A Mauricio la sangre mala empezó a cambiarle el tono de la piel. Lo veían amarillento, mermado. Se fatigaba con facilidad. Ese cansancio tan impropio para un chico de tan solo ocho años de edad.

Carmina, su madre, una mujer que trabaja en el campo plantando cebolla o en el corte de calabaza, empezó a notarle el cambio de color. Se preocupó. Entonces lo llevó al médico, allá en Guamúchil.

“De pronto se puso muy pálido, muy amarillo. Nunca me dijo ‘me siento mal’, ‘me duele esto’. Nunca”, recuerda Carmina.

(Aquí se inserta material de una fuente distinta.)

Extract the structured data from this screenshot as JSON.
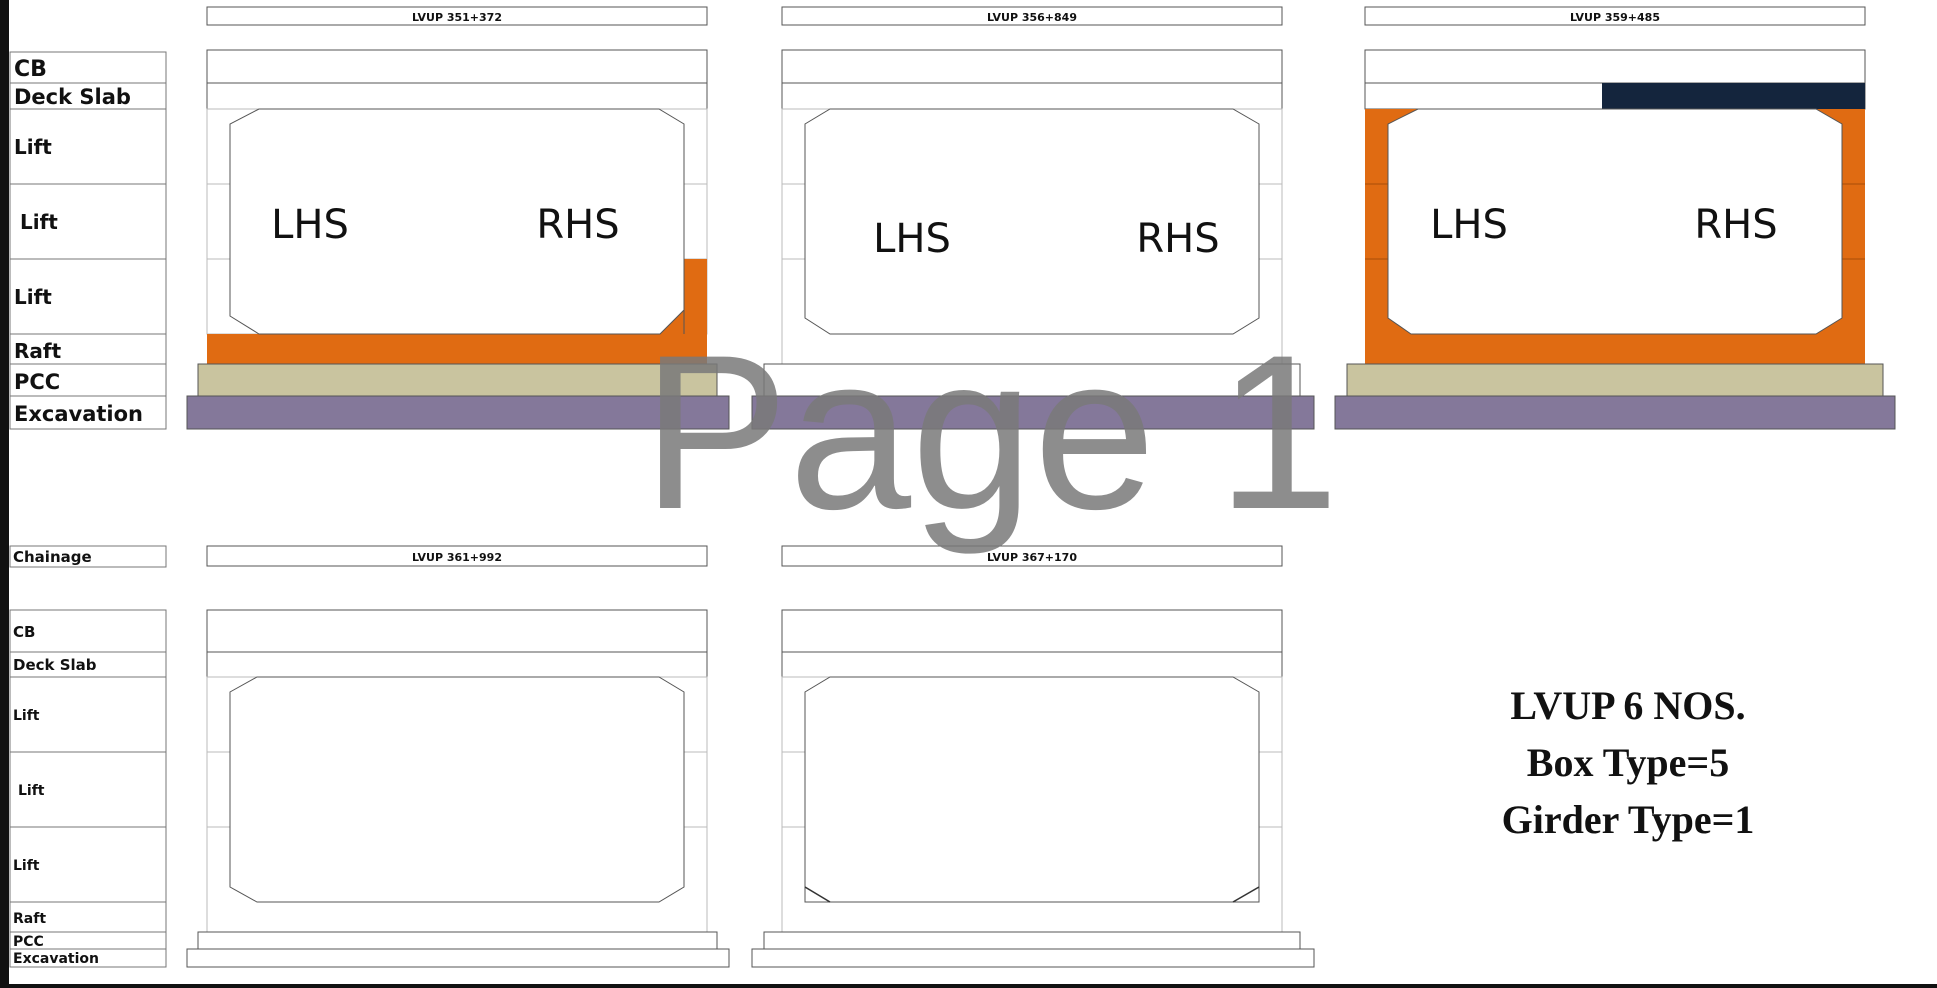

Quedó internado por más de un mes en el Instituto Mexicano del Seguro Social (IMSS). Le hicieron estudios y lo descubrieron anémico. Pero la anemia era nada en comparación con lo que los médicos ya sospechaban.

Siguieron los análisis clínicos hasta que la suspicacia se confirmó: leucemia. Había que ver el mundo de otra manera. Había que vivir de otro modo, con otras prioridades.

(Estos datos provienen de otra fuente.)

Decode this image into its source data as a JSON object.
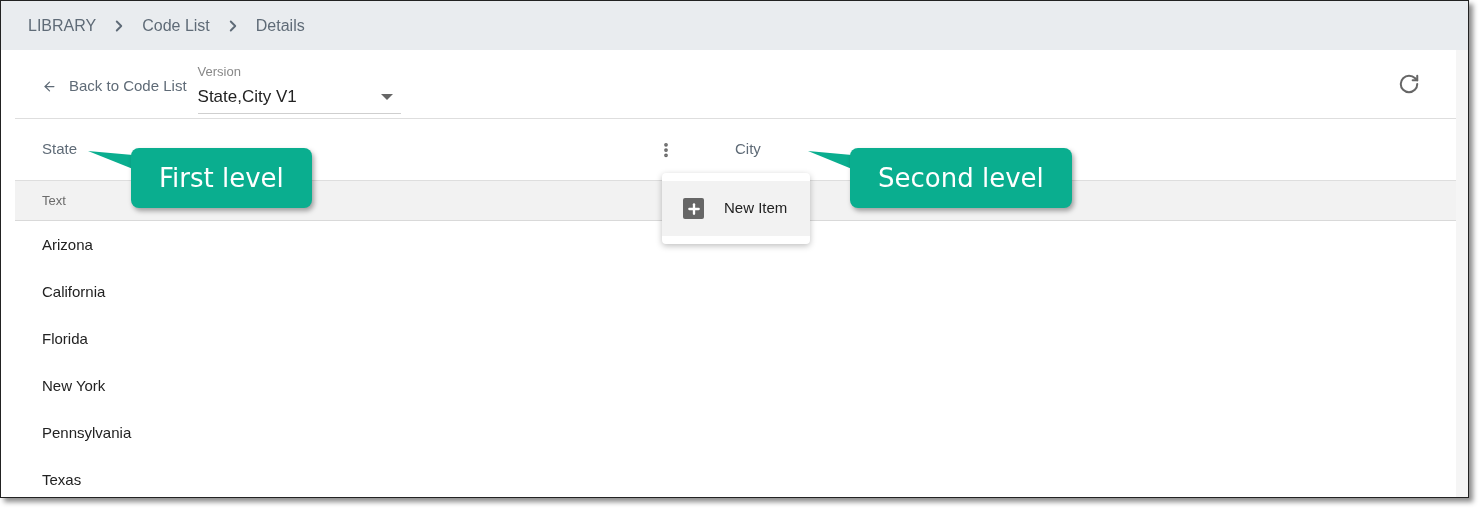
{
  "breadcrumb": [
    "LIBRARY",
    "Code List",
    "Details"
  ],
  "back_link": "Back to Code List",
  "version_field": {
    "label": "Version",
    "value": "State,City V1"
  },
  "levels": [
    {
      "label": "State"
    },
    {
      "label": "City"
    }
  ],
  "menu": {
    "items": [
      {
        "label": "New Item",
        "selected": true
      }
    ]
  },
  "table": {
    "columns": [
      "Text"
    ],
    "rows": [
      "Arizona",
      "California",
      "Florida",
      "New York",
      "Pennsylvania",
      "Texas"
    ]
  },
  "callouts": [
    {
      "text": "First level"
    },
    {
      "text": "Second level"
    }
  ]
}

Y había que pelear. Carmina y Rodolfo y él. Pero ahora Rodolfo ya no está ahí. Ahora son dos: su madre y él. Dos contra una especie de suerte que nadie quisiera desafiar.

Cada mes sale de su casa en la comunidad de La Esperanza, Angostura, con rumbo a Culiacán. Viene a sus quimioterapias en el Seguro Social. Su madre lo trae en ese viaje mensual que la leucemia les ha obligado a emprender hacia la capital. Una cosa de esas de vida o muerte.

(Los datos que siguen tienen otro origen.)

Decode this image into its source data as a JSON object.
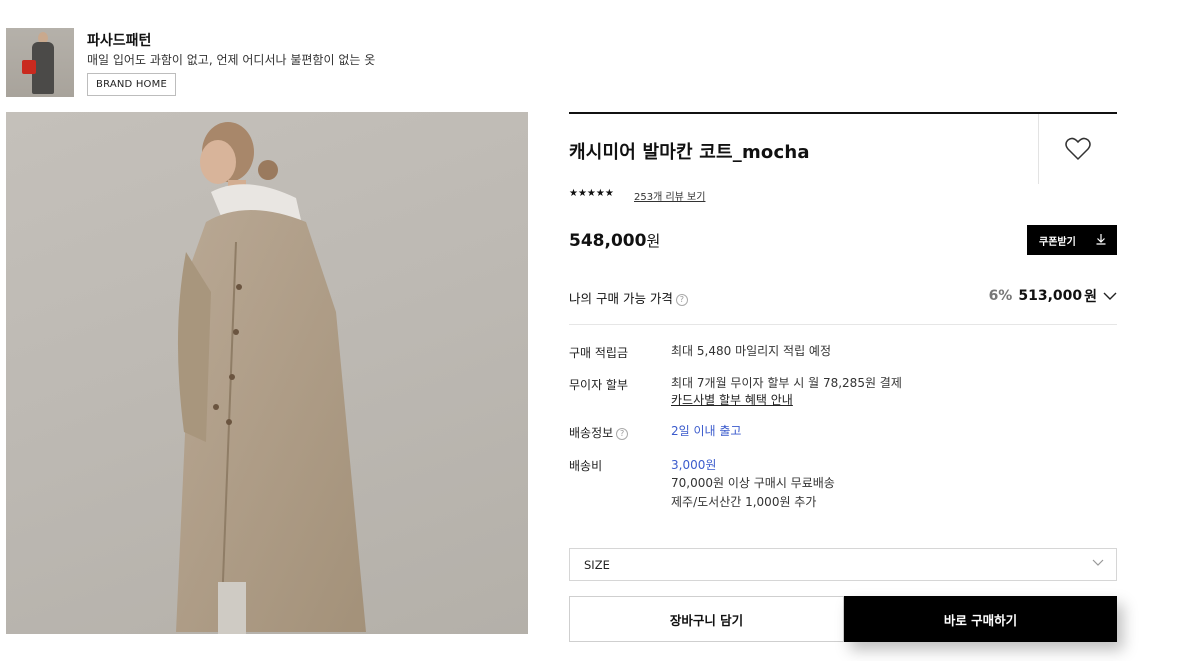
{
  "brand": {
    "name": "파사드패턴",
    "slogan": "매일 입어도 과함이 없고, 언제 어디서나 불편함이 없는 옷",
    "home_button": "BRAND HOME"
  },
  "product": {
    "title": "캐시미어 발마칸 코트_mocha",
    "stars": "★★★★★",
    "rating": 5,
    "review_link": "253개 리뷰 보기",
    "price_amount": "548,000",
    "price_unit": "원",
    "coupon_button": "쿠폰받기"
  },
  "my_price": {
    "label": "나의 구매 가능 가격",
    "help": "?",
    "rate": "6%",
    "amount": "513,000",
    "unit": "원"
  },
  "info_rows": {
    "points_label": "구매 적립금",
    "points_value": "최대 5,480 마일리지 적립 예정",
    "installment_label": "무이자 할부",
    "installment_value": "최대 7개월 무이자 할부 시 월 78,285원 결제",
    "installment_link": "카드사별 할부 혜택 안내",
    "shipping_label": "배송정보",
    "shipping_help": "?",
    "shipping_value": "2일 이내 출고",
    "fee_label": "배송비",
    "fee_value": "3,000원",
    "fee_note1": "70,000원 이상 구매시 무료배송",
    "fee_note2": "제주/도서산간 1,000원 추가"
  },
  "options": {
    "size_placeholder": "SIZE"
  },
  "actions": {
    "cart": "장바구니 담기",
    "buy": "바로 구매하기"
  },
  "colors": {
    "accent_blue": "#3b5bcc",
    "black": "#000000"
  }
}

La Esperanza se llama el pueblo de Carmina y Mauricio.

“Tenemos la esperanza de que todo saldrá bien. Que mi niño algún día se aliviará. El niño tiene toda fe que se va a aliviar. Dice que ya que se alivie podrá jugar como antes y dice que irá a la secundaria como su hermano; de grande quiere ser militar”, dice Carmina pensando en la próxima cita. 

Con los mil pesos de pensión que le quedó por la muerte de su padre se defienden de todo. Porque Carmina no trabaja; no es temporada de cebolla ni calabaza. Y hay que pagar los pasajes y la comida del viaje.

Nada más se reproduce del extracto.